Anang G. Alfian | CRCS | Article
“Jesus as an infant fled with his family into exile. During his public life, he went about doing good and healing the sick, with nowhere to lay his head”.
We were finally in the next to last meeting of Religion and Globalization class. Having studied religion and globalization through the whole sessions, we have come to understand a lot about what role of religions play in accord to globalization and how globalization affects the way religions are concerned with humanitarian issues.
On Monday, November 21, 2016, we had a field trip to one faith-based-NGO to understand how such religious organization works for humanity. Jesuit Refugee Service (JRS) is one of the well-known international organizations and it was a good place to learn the working field of faith-based organizations. Together with Gregory Vanderbilt as the lecturer of the class, we visited the national office of JRS in Yogyakarta and had a great time meeting Fr. Maswan, S.J., and learning directly from a member of the community
Our visit began with Fr. Maswan’s presentation about the organization. Firstly established in Indonesia in 1999, Jesuit Refugees Services has been accompanying, advocating, and giving services to forcibly displaced people. Therefore, this organization has actually been well experienced in dealing with the issues. As we listen to his presentation, we come to realize that this problem of refugees and asylum seekers cannot be ignored for it belongs to international concern. The perpetuation of war, disasters, racial conflict, and many other causes make refugees seek for their safety life by migrating to other national boundaries.
However, it has never been easy for refugees because they have to face the legal and often difficult administrative regulations of the government where they are staying. This is exactly what happens to refugees in Indonesia. Because Indonesia has not ratified the 1951 Convention Relating to the Status of Refugees, refugees in Indonesia are not recognized as such by the Indonesian government—instead they are considered undocumented aliens—while they wait for recognition from the UNHCR which will allow them to resettle in another country. In some districts, refugees have to stay in detention center while waiting for their legal refugee status to be acknowledged by the law.
As recorded in JRS monitoring, refugees in Indonesia have reached a number of 4.344 people of whom 540 are female and 905 are children with 96 being unaccompanied minors and seperated children. So far, JRS has been accompanying two detention centers in Surabaya and Manado and being involved in other areas as well. In Aceh, JRS has advocated for protection over 625 people and has given psychosocial accompaniement to over 1558 refugees. In Yogyakarta, they are serving the refugees, mostly from Afghanistan, housed in the Ashrama Haji. They listen, accompany, and make activities to give hope for those people who had been separated from their family and their mother land.

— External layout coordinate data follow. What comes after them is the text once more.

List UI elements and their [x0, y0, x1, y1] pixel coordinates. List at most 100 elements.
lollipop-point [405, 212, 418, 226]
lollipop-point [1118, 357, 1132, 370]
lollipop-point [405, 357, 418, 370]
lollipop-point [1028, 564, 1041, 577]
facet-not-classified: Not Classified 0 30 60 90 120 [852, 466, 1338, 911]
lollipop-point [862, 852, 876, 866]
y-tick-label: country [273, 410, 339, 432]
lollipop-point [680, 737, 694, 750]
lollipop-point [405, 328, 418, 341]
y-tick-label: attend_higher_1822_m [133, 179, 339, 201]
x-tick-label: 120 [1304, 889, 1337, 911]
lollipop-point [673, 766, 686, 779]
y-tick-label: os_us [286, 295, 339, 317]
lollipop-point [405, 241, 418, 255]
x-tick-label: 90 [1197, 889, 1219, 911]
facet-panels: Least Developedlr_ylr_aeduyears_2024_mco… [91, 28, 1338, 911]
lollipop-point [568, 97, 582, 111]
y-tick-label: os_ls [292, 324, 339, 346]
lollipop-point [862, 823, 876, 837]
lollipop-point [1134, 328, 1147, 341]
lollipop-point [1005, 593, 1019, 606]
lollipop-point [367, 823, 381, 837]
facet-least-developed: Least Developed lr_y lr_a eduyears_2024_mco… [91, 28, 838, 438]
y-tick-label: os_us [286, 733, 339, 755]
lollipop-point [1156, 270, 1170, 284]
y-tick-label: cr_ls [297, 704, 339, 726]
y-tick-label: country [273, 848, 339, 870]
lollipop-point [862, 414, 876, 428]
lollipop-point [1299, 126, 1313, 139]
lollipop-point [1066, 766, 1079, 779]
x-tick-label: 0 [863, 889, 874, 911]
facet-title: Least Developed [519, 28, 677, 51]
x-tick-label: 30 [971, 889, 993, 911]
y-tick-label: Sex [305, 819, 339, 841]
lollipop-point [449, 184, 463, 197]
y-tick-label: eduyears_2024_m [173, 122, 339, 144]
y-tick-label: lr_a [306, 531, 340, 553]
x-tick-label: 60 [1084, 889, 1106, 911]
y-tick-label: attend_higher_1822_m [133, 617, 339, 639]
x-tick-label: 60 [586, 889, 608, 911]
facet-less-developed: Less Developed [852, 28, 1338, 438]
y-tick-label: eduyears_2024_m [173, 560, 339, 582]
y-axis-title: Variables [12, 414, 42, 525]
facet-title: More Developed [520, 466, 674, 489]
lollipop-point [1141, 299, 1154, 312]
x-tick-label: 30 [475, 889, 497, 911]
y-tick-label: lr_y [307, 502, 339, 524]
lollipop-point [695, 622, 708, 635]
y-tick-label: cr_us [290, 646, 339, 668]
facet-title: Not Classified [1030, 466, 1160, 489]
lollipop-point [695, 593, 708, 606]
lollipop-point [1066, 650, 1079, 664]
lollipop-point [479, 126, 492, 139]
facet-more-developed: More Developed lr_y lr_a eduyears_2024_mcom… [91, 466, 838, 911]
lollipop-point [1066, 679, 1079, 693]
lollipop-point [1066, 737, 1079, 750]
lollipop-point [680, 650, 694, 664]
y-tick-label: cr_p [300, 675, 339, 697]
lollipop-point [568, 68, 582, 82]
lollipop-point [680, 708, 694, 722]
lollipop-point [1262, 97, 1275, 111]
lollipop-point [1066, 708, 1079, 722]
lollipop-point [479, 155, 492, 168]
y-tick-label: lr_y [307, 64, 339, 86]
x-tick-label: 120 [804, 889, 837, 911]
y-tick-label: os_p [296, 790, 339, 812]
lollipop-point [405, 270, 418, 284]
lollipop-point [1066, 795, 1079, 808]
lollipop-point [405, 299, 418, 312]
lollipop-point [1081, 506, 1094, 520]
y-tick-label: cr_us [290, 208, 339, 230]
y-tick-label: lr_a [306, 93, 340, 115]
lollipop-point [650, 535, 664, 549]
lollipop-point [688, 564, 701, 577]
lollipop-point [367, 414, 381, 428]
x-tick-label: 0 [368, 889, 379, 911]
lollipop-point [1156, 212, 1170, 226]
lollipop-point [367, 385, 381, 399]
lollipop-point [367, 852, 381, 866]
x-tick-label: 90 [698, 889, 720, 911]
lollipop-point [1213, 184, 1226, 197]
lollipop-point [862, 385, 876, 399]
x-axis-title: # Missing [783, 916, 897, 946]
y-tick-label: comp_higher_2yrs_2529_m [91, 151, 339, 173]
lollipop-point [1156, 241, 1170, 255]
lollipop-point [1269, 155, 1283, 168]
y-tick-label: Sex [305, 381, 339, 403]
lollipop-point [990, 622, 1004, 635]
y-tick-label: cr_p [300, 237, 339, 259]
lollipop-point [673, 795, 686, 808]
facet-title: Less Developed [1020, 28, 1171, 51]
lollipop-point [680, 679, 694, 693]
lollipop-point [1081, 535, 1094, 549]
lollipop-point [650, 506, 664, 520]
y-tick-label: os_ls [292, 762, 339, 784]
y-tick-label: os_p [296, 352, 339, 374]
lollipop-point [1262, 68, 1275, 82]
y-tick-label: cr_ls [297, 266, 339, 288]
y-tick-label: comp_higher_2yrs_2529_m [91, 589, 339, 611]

So, where is exactly the religion to deal with this? This question come out of students trying to figure out the role of religion in this humanity organization. Then, the community member continued the presentation stating that the mission of JRS is intimately connected with the mission of Society of Jesus to serve faith and promote the justice of God’s kingdom in dialogues with cultures and religions. Yet, another student comes up with another concern, “Does it mean that JSR proselytize Christianity?” Well. This is very important because in the previous meeting, we read through Philip Fountain’s “Proselytizing Development” and he himself attended our class for discussing this topic. In sort, the religion has been inspired by the development organization as precedent in history while, vice versa, religion brings universal ethics to be put in dialogue with cultures and religion.
In the last session of our discussion in JRS offices, Fr. Maswan emphasized some points such as it is the problem of humanity that we have to be concerned about and not at all concerned in religious kind of missionary work altough it might inspired the organization in its underlying ethics, building cooperation with other cultural, faith-based, and other types of organization. We also read the paper Fredy Torang (2013 batch) presented in Singapore about how JRS acts as an agent of “humanitarian diplomacy” between the refugees and the local communities and government. In 2017, JRS will continue lobbying local government to allow refugees to live in a community and not in detention and also monitoring the migration all over the world to help assisting the displaced people and consistently gives concern to human right and dignity.